Parménides
Parménides no era ningún tonto. Parménides
sabía que la costa de Campania
no era la orilla este del Egeo,
que no era Focea,
y que los ricos pozos de Calabria,
a pesar de Pitágoras,
eran cubos de basura comparados
con Mileto.
Mayor, sí, eso seguro.
La gran frontera, y las olas del Tirreno eran
extrañamente igual a Texas,
y el mero
tamaño de todo aquello pudo haberlo trastornado.
Parménides hablaba
y Parménides fue capaz de observar
que su voz se secaba bajo las rocas descomunales
y sus sueños eran pálidos
como la pirita, o más pálidos aún, como la ganga
molida y separada del metal jónico.
Treinta y tantos años, treinta líneas perdidas
en ejes de carretas, bisagras, caballos, velos
y muchachas del sol, y de pronto,
entonces,
Parménides
se murmuró a sí mismo, atrapó una idea limpia
con los dientes y la mordió, cantando:
...las cosas que
parecen ser,
aunque todas ellas
existan, de hecho
tienen que estar ahí
siempre. En todas
partes.
Y Parménides se acostó entre los pastos duros, entre
bosta de cabra, imaginando cosas y pensando
en todas ellas allí
en el entramado, su mente volando
y engullendo, probando toda la cascada:
sus lóbulos cerebrales bombeando como pulmones,
como un músculo,
sus nervios tronando tras los bastidores de los huesos
y todo el cargamento del corazón
cayendo sobre él:
diosas, muchachas, agua blanca, olivos,
huevas de tiburón, la bruma del mar,
el ojo migrante del lenguado
...tienen que estar
allí
siempre.
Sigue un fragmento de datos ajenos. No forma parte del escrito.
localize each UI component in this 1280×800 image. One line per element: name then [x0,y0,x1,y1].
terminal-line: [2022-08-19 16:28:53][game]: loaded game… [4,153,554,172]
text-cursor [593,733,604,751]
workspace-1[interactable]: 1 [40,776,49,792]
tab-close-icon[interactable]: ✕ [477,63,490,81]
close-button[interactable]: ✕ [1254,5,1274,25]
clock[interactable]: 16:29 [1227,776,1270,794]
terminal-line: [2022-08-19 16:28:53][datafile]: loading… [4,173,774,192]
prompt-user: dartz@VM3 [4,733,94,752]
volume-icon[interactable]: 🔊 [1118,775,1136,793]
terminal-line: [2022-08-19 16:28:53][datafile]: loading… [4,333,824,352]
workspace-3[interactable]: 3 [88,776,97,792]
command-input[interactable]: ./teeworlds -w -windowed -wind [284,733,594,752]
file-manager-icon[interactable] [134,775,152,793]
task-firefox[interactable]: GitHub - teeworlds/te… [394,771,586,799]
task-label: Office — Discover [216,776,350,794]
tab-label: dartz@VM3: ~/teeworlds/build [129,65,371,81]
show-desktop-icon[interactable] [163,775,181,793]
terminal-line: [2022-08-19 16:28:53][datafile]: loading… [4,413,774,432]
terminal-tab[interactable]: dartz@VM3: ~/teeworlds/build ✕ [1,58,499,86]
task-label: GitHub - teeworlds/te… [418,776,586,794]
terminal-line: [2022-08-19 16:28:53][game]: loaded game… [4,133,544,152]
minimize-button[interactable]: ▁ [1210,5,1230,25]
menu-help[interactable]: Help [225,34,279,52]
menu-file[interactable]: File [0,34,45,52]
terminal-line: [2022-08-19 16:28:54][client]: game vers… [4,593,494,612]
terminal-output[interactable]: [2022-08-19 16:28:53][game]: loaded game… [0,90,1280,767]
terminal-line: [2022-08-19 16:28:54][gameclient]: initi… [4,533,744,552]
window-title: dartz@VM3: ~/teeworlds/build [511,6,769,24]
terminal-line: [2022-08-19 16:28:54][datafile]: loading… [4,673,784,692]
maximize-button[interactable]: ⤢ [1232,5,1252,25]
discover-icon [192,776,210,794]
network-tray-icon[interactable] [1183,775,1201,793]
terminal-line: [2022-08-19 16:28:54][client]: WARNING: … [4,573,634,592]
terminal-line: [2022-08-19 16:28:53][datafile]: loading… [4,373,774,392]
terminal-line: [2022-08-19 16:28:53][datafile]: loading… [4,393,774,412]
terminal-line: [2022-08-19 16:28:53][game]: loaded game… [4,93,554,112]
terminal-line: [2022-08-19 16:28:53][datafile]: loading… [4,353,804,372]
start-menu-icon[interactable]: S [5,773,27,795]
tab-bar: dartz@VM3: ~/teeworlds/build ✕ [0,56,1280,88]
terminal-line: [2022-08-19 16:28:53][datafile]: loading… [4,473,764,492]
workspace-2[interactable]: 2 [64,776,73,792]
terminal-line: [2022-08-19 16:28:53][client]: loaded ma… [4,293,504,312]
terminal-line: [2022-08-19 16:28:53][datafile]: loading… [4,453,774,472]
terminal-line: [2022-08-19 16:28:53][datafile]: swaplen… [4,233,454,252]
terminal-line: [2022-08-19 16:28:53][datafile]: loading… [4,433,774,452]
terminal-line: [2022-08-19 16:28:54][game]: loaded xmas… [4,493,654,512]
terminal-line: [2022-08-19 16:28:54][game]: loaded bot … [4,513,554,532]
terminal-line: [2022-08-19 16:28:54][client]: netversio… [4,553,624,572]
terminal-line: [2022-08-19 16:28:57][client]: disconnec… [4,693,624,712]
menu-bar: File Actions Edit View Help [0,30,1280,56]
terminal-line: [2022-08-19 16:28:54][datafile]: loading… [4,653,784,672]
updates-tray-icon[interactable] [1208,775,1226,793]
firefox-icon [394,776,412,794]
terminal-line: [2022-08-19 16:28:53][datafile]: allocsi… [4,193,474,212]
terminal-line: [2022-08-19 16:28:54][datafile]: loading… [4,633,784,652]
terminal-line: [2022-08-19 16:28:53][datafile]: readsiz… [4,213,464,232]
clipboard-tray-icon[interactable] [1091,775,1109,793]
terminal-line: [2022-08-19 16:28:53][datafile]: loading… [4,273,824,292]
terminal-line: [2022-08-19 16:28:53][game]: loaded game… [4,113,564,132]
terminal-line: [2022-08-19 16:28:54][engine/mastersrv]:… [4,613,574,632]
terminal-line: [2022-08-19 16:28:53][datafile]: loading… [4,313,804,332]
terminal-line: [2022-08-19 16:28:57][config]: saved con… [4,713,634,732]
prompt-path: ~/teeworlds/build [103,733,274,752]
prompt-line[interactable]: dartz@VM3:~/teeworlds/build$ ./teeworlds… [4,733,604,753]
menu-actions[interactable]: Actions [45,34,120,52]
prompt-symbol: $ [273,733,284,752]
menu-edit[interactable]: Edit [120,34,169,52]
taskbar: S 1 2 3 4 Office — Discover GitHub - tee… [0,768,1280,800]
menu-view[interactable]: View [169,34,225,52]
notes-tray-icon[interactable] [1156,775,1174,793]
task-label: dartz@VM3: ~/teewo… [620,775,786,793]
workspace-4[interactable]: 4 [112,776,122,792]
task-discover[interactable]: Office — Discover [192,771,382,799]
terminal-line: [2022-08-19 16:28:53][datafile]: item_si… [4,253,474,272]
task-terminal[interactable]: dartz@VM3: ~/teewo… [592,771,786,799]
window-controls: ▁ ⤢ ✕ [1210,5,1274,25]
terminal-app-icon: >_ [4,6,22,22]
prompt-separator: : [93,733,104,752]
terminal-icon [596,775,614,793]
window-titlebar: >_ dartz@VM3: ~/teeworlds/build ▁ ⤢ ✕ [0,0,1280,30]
En todas
partes.
Y esa revelación
afligía y dejaba perplejo
a Parménides.
Sin embargo, emprendió la marcha hacia ella,
sofocado por el agotamiento, tragó saliva, y amontonó
en ella:
todo el conocimiento del embarque,
todas las cosas entremezclándose
finalmente, sólo
la infinita, completa,
indivisible quietud:
la cerradura
del cofre de la creación.
Parménides se dedicó entonces a las leyes
y escribió numerosos estatutos,
verdaderamente un gran número de estatutos
que, según cuenta Plutarco,
fueron cumplidos durante algunos años en Elea.
Una pequeña historia
“Y él habla del tiempo”, dijo Hipólito,
el necio persbítero,
de Anaximandro, sabio de
Mileto, muerto hacía ya nueve siglos.
Lo que de hecho Anaximandro dice es:
lo necesario es
que las cosas se
expandan dentro de aquello de donde
provienen, porque
entre ellas se pagan
mutuamente el castigo
y la compensación por
la mutua injusticia de
su
orden cronológico.
Anaximandro no habla del tiempo.
Deja el camino abierto para
el amor de Anaxímenes por el aire viviente
como un arcano de un azul más intenso.